Een rechtstreekse vlucht op Varadero brengt ons midden in het westen. Naar het westen gaat het richting Havana en Viñales, naar het oosten richting Santa Clara en Trinidad. Teveel voor een rondje van drie weken? Geen probleem, tegenwoordig kun je het gat in je rondje dichten met Viazul-bussen. De fietsen gaan in de grote laadruimten. De wind op Cuba staat altijd min of meer NO, dus de verstandige fietser past zijn gecombineerd fiets-busplan hieraan aan.
Retour Schiphol
Waarom gaat een mens fietsen in Verweggistan? Met name voor het avontuur uiteraard. We worden op onze wenken bediend. Een half uur na vertrek van Schiphol, we modderen al die tijd op 2000 meter hoogte in een vage richting, komt eindelijk de captain met info: ‘Slecht nieuws uit de cockpit!’ Leren ze dat op de kapiteinschool? Ik had eerst een geruststellende mededeling gedaan, te meer omdat we helemáál niet neerstorten. We moeten alleen kerosine in de Noordzee dumpen en gaan aansluitend terug naar Schiphol. De linkerkant van het vliegtuig is onzichtbaar in de cockpit. Eenmaal veilig aan de grond blijkt er een draadje losgeschoten en met twee uur vertraging vertrekken we alsnog voor een rechtstreekse vlucht richting Fidel. Dat was slingeren.
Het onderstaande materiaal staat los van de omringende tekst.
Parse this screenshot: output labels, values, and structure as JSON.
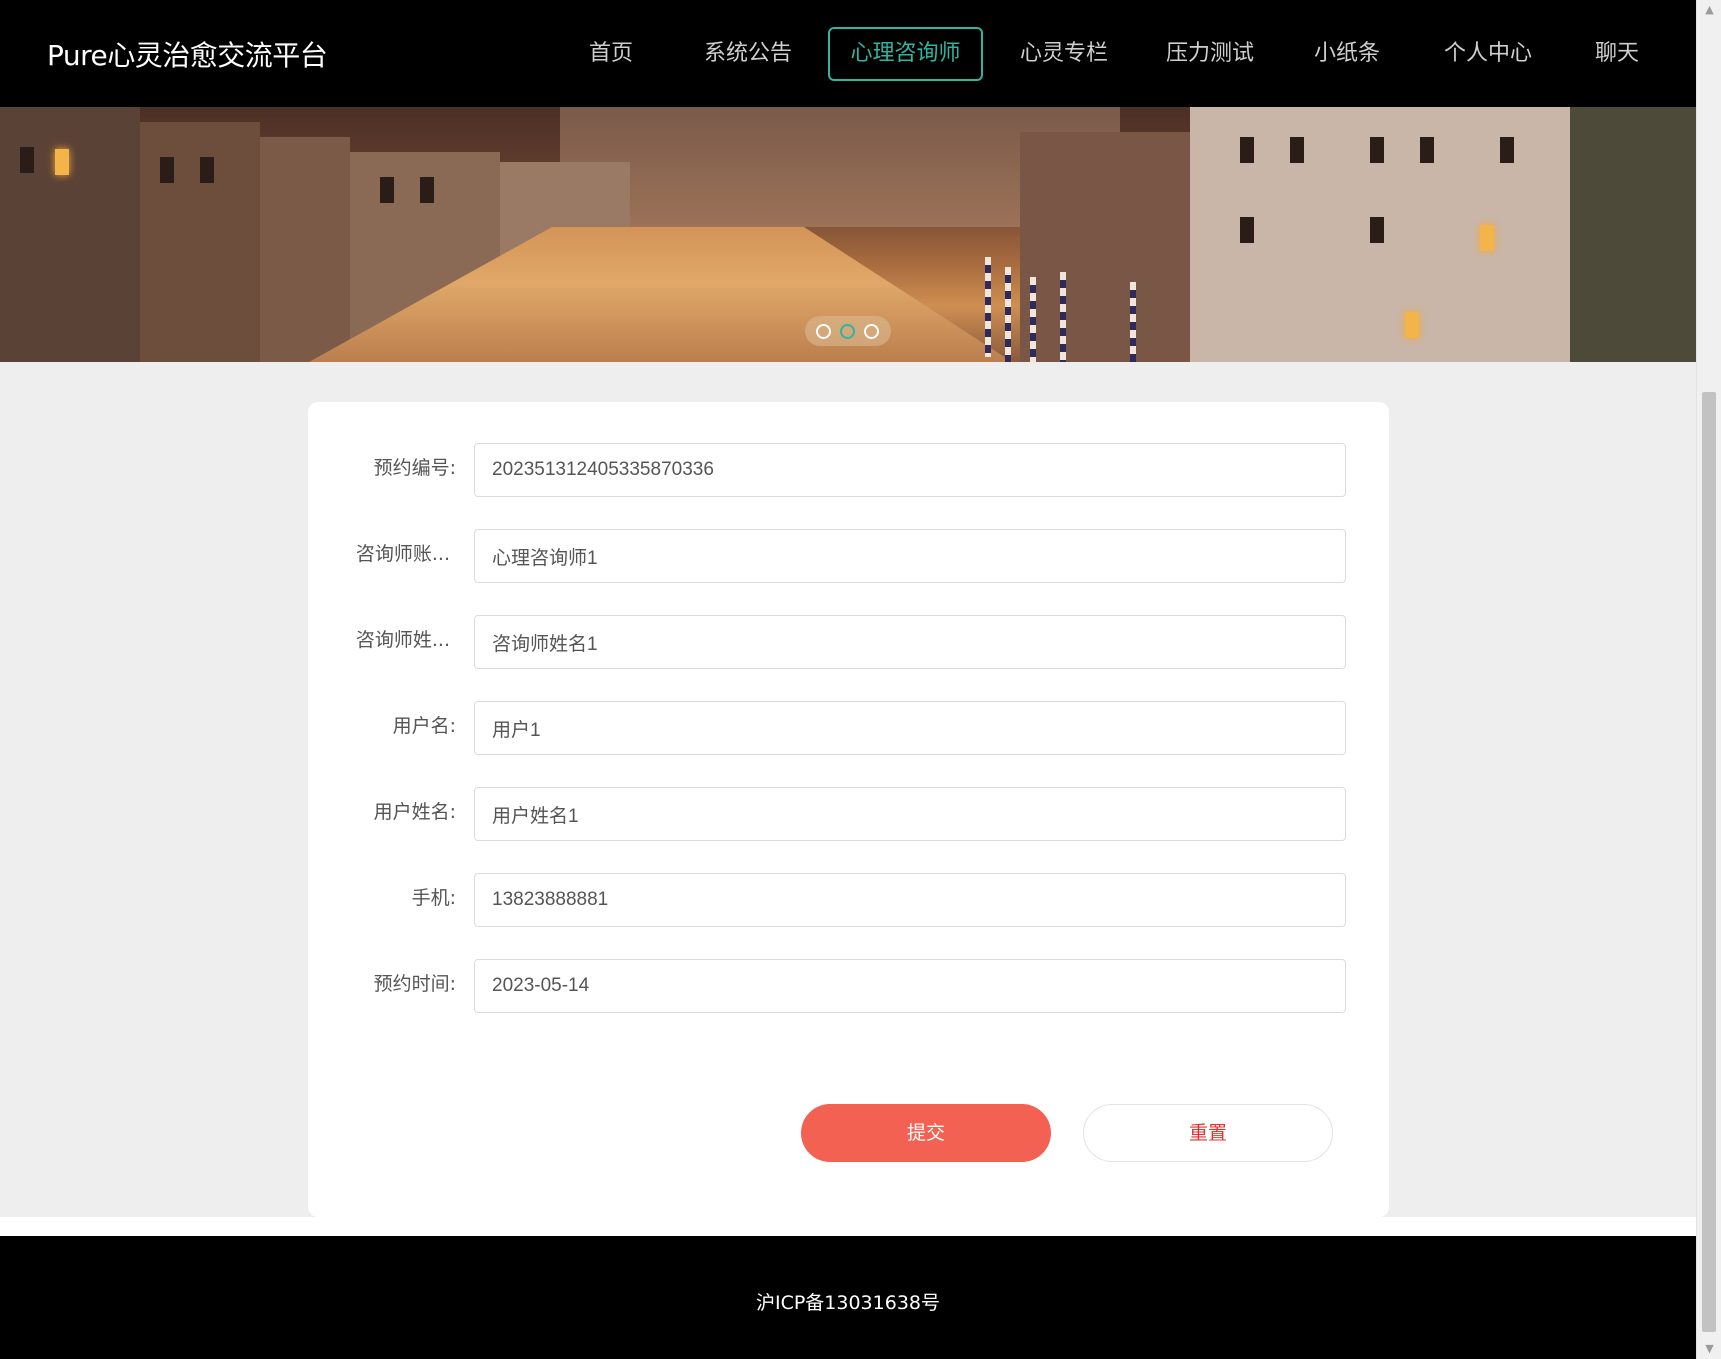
{
  "header": {
    "brand": "Pure心灵治愈交流平台",
    "nav": [
      {
        "label": "首页"
      },
      {
        "label": "系统公告"
      },
      {
        "label": "心理咨询师"
      },
      {
        "label": "心灵专栏"
      },
      {
        "label": "压力测试"
      },
      {
        "label": "小纸条"
      },
      {
        "label": "个人中心"
      },
      {
        "label": "聊天"
      }
    ],
    "active_nav": "心理咨询师",
    "accent_color": "#2fb5a0"
  },
  "banner": {
    "slides_count": 3,
    "active_slide": 2
  },
  "form": {
    "fields": [
      {
        "label": "预约编号:",
        "value": "20235131240533587 0336"
      },
      {
        "label": "咨询师账...",
        "value": "心理咨询师1"
      },
      {
        "label": "咨询师姓...",
        "value": "咨询师姓名1"
      },
      {
        "label": "用户名:",
        "value": "用户1"
      },
      {
        "label": "用户姓名:",
        "value": "用户姓名1"
      },
      {
        "label": "手机:",
        "value": "13823888881"
      },
      {
        "label": "预约时间:",
        "value": "2023-05-14"
      }
    ],
    "submit_label": "提交",
    "reset_label": "重置",
    "submit_color": "#f26152",
    "reset_text_color": "#e8312f"
  },
  "footer": {
    "text": "沪ICP备13031638号"
  },
  "icons": {
    "scroll_up": "scroll-up-arrow-icon",
    "scroll_down": "scroll-down-arrow-icon"
  }
}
Helaas is het nu donker bij aankomst op Varadero en moeten we een (veel te dure) taxi naar het hotel nemen. We gaan eerst bijkomen op het zeer, zeer lange strand alhier, met palmbomen en azuurblauwe zee. De stranden zijn in principe vrij toegankelijk, maar ze vinden het niet zomaar goed dat je je fiets meeneemt. Liever bewaken ze ‘m bij de parkeerplaats om wat CUC, de plaatselijke toeristendollar, te verdienen. Met een beetje zoeken vind je echter wel een mooi strandje waar je je fiets naast je sarong kunt parkeren. Er is nauwelijks een Cubaan te zien op dit schiereiland, maar je kunt wel heerlijk relaxen en nadenken welke kant je nu eigenlijk op wilt met je fietsje. Na twee dagen luieren en kaartenstudie zijn we er helemaal klaar voor; we gaan eerst naar het westen, richting Havana.
Playa Jibacoa 75 km
De eerste fietsdag is bepaald relaxt. Hopen strandjes en rare beesten. Lunchend met koraal voor de voeten kijken we met genoegen hoe fietsloze toeristen met busladingen tegelijk met zwemband om aan het snorkelen worden gezet. Zojuist had ik de zee nog voor mij alleen! Zo dicht bij Havana kunnen we nog steeds mooie alternatieve weggetjes vinden met lekkere jungle. Op een knoertsteil stukje vraag ik in mijn beste Spaans aan een mijnheer, druk bezig zijn paard voor uitglijden te behoeden, waarheen deze weg leidt. 'Si!' antwoordt hij vriendelijk en met klem. Ik moet nog oefenen geloof ik.
We vinden een prima hutje op camping 'Los Cocos'. Van 's morgens vroeg tot 's avonds (niet zo) laat leuke, maar knoertharde muziek. De buitenlanders moeten tot onze verwarring apart eten, maar we krijgen wel hetzelfde. Rijst, bonen, varken, zoete aardappeltjes en, tegelijk met de rest geserveerd, het standaard toetje: jam met kaas. Hm. Dezelfde kaas was wel lekker geweest op brood, maar dat kennen ze hier niet.
Havana 61 km
Nu is het toch wel gebeurd met de leuke binnenweggetjes. Oe, wat een stank. Er komt duidelijk een grote stad aan. Dat moet wel Havana zijn. De weg is breed genoeg en daarom niet gevaarlijk, maar naarmate we Havanna naderen wordt het fietsplezier minder. In dit land leer je weer wat 'uitstoot' inhoudt. Met een pont steken we over naar het oude centrum van Havana.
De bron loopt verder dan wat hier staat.